Forum Discussion

BaltoStar_12467's avatar
Nov 02, 2014

BIG-IP : iControl : LocalLBDataGroupFile.set_local_path() : swap large file under load

F5 BIG-IP v11.4.1 (Build 635.0) LTM on ESXi

I have a .NET C app that uses iControl to perform following sequence :

• transfer data-file to staging location on BIG-IP device

• recache data-group with contents of this data-file

The specific iControl API used for the recache is :

LocalLBDataGroupFile.set_local_path()

This operation has been 100% consistently successful in non-prod environments with very low traffic to perform data-group-file updates of up to 2M records.

Non-prod config : single stand-alone device ( no HA pair ).

The operation has also been 100% consistently successful in prod environments with high traffic to update a non-live data-group-file up to 300K records.

Prod config : HA pair consisting of 2-node sync-failover device-group with auto-sync disabled.

NOTE: By "live data-group-file" I mean an enabled virtual-server has an assigned iRule that references the data-group ( performs matches against data-group maps ). By "non-live data-group-file" I mean that the data-group exists but either is not referenced by any iRules, or iRules that reference it currently are not assigned to any enabled virtual-server.

Here is where the problem occurs :

When the operation is run in prod environments with high traffic (40-60% baseline cpu utilization, 200-400 Mbps baseline throughput) to update a live data-group-file ( 100K+ records ) the iRule fails.

Exactly how the iRule fails is unknown and currently is under investigation by F5 Support, however here are some data-points :

• the file-transfer and data-group recache iControl calls return success to the C caller

• requests that the iRule normally conditionally rewrites to various backend pools no longer arrive at those servers

• BIG-IP logs contain zero errors related to either the iControl operation of the iRule

• public client requests that should be processed by the iRule display generic Akamai 500 error-pages

NOTE: I have a test that removes Akamai from the equation, but have not yet had an opportunity to run it.

My understanding is that

LocalLBDataGroupFile.set_local_path()
was re-designed/coded for 11.4 and was lab-tested up to 1M records. However, I wonder if any testing was performed in an environment with significant load ?

Through trial-and-error I discovered the following workaround (for an HA pair only) :

• create a/b pair of data-groups and corresponding set of a/b iRules that are identical except that "a" iRule references "a" data-group, and "b" iRule references "b" data-group

• on active node, initially configure virtual-server to use "a" iRule

• use C application to update "b" data-group-file

( NOTE: possibly this could also be accomplished via the admin browser, but above 100K records the time-lags and potential impact on prod operations become concerning. )

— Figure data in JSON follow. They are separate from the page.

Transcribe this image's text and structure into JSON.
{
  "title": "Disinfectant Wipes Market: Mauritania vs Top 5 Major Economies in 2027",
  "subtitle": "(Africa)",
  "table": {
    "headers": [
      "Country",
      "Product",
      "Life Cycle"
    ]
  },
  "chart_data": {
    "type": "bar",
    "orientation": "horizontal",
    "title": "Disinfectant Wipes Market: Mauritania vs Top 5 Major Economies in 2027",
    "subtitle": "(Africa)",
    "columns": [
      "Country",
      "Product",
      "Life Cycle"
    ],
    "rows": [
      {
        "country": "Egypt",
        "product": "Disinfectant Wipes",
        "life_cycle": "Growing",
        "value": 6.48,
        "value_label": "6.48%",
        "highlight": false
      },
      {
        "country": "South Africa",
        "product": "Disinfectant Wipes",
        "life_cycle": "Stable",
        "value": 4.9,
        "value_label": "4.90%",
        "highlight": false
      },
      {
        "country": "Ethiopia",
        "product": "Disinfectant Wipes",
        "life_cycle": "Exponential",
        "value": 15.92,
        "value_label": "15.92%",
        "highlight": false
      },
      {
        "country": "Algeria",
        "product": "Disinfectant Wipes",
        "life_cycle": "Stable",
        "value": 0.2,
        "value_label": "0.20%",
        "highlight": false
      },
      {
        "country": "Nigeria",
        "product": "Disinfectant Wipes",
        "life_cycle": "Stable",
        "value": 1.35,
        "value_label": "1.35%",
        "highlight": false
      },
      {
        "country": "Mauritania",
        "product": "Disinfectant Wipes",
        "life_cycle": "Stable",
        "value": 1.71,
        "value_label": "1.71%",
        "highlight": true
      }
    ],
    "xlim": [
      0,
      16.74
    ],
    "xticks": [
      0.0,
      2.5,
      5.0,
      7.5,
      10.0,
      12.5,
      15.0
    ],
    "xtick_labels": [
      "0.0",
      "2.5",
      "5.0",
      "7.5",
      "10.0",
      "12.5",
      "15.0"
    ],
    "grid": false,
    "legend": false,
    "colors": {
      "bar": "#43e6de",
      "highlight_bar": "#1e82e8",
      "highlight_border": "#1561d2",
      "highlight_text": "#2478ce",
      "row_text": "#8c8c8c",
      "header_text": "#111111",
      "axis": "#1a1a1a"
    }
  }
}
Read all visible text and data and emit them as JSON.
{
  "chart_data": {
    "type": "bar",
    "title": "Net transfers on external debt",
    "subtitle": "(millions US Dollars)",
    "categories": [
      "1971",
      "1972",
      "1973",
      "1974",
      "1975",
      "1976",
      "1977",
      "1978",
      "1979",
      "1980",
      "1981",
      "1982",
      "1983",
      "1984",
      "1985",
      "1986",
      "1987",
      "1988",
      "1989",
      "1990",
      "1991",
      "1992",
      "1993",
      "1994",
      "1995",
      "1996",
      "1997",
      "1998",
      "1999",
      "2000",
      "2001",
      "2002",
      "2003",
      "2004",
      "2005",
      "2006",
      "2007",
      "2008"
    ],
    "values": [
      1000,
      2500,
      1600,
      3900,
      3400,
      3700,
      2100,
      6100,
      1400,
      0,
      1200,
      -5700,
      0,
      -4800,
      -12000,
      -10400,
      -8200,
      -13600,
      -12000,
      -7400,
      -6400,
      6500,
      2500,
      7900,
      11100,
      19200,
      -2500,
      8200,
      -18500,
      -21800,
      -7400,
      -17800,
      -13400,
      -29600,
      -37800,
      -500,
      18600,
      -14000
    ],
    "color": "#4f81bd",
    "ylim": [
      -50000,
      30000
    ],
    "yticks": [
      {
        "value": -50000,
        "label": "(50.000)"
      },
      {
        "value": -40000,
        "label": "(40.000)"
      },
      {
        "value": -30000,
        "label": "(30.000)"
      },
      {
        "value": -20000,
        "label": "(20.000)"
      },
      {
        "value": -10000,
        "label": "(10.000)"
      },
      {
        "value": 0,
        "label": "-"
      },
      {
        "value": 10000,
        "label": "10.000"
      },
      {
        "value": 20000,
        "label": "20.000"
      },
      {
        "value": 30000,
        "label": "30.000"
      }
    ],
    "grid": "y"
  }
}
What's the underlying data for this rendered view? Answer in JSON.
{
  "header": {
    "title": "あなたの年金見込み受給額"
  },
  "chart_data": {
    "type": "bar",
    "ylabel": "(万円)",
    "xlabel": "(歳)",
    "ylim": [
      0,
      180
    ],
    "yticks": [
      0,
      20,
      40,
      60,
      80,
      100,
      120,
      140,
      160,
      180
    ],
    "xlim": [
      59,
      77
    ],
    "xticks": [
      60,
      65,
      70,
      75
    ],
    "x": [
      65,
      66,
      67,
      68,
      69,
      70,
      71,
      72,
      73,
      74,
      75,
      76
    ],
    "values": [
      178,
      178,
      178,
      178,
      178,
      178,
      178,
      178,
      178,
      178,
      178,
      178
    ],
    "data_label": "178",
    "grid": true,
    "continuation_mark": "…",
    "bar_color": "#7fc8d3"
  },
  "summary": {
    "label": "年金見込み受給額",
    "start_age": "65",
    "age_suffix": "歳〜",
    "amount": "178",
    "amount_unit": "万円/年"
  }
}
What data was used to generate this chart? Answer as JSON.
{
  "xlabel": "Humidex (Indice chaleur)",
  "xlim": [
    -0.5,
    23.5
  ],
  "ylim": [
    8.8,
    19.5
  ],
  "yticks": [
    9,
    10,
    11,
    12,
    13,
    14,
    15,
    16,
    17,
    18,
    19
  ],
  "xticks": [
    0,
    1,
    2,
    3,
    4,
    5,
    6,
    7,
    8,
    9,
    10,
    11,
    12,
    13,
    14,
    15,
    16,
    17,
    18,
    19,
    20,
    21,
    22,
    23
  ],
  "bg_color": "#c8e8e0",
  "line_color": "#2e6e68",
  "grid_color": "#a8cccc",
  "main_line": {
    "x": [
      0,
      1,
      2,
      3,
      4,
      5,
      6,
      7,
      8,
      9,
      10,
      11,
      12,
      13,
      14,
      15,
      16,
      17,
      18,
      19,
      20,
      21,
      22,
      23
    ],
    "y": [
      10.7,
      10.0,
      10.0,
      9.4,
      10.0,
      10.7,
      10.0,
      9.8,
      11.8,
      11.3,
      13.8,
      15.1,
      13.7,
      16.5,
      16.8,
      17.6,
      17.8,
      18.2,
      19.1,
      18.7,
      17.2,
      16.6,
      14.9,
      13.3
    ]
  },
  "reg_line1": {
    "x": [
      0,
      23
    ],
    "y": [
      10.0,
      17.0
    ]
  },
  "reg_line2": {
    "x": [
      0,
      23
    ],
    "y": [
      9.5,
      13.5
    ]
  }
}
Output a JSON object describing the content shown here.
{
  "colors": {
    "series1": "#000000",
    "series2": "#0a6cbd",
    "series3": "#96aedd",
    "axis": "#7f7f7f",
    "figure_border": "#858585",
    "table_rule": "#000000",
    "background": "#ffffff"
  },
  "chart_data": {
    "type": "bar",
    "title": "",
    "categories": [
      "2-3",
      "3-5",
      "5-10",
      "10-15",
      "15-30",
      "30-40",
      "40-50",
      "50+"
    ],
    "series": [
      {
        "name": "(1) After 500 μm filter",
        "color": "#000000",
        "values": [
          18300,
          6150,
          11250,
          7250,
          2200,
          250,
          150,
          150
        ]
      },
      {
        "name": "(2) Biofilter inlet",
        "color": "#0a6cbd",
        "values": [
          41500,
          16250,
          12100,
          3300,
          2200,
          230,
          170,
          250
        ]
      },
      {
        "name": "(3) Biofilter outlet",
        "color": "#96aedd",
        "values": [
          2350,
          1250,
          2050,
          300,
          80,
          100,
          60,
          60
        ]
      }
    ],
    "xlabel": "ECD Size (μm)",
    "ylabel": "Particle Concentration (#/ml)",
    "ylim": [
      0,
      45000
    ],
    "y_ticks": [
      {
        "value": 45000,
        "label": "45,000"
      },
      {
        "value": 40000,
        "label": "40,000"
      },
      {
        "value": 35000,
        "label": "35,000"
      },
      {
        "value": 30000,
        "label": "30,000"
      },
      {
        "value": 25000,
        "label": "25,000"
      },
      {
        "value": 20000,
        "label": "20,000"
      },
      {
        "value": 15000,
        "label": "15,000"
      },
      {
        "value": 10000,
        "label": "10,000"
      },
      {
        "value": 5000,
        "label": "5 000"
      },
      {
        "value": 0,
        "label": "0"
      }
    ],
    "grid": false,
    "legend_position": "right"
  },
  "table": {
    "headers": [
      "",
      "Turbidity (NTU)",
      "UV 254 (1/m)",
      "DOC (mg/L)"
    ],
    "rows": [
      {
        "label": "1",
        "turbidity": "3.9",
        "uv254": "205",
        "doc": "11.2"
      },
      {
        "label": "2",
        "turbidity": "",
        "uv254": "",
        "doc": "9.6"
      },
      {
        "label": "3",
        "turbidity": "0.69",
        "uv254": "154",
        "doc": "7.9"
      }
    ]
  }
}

• if now swap-in "b" iRule to virtual-server ( effectively swapping-in "b" data-group ) the irule will begin to behave strangely (requests swallowed and never routed to backend pool although no errors present in LTM logs)

• however, the following "trick" seems to work :

  • sync active to standby
  • promote standby to active
  • on new active, swap-in "b" iRule to the virtual-server
  • reboot new standby* sync new active to new standby

Somehow the sync operation "cures" the issues induced by swapping the live iRule to point to a just-updated data-group.

So in summary it seems that for a high-load environment attempting to swap new contents into a live data-group somehow induces a failure-case for iRule lookups against that data-group.

The failure symptoms are identical both for the technique of re-caching the live data-group with new contents ( iControl API

LocalLBDataGroupFile.set_local_path()
), and for the iRule a/b swap technique.

However, an active-to-standby sync operation seems to "cure" whatever bad-state the data-group has been put into.

Can anyone provide insights as to why swapping-in new contents to a large data-group-file associated with an iRule assigned to a VIP under heavy load would cause iRule data-group lookup failures ?

  • I suggest you raise a support call with F5 if you experience any "site down" type failures. I have seen TMM crashing, core-ing and re-starting under heavyload with some iControl calls before and the impact varies version-to-version.

     

    You need to examine the LTM logs at the time the VIP came down - there should be plenty of log messages informing about the reason for the service interruption.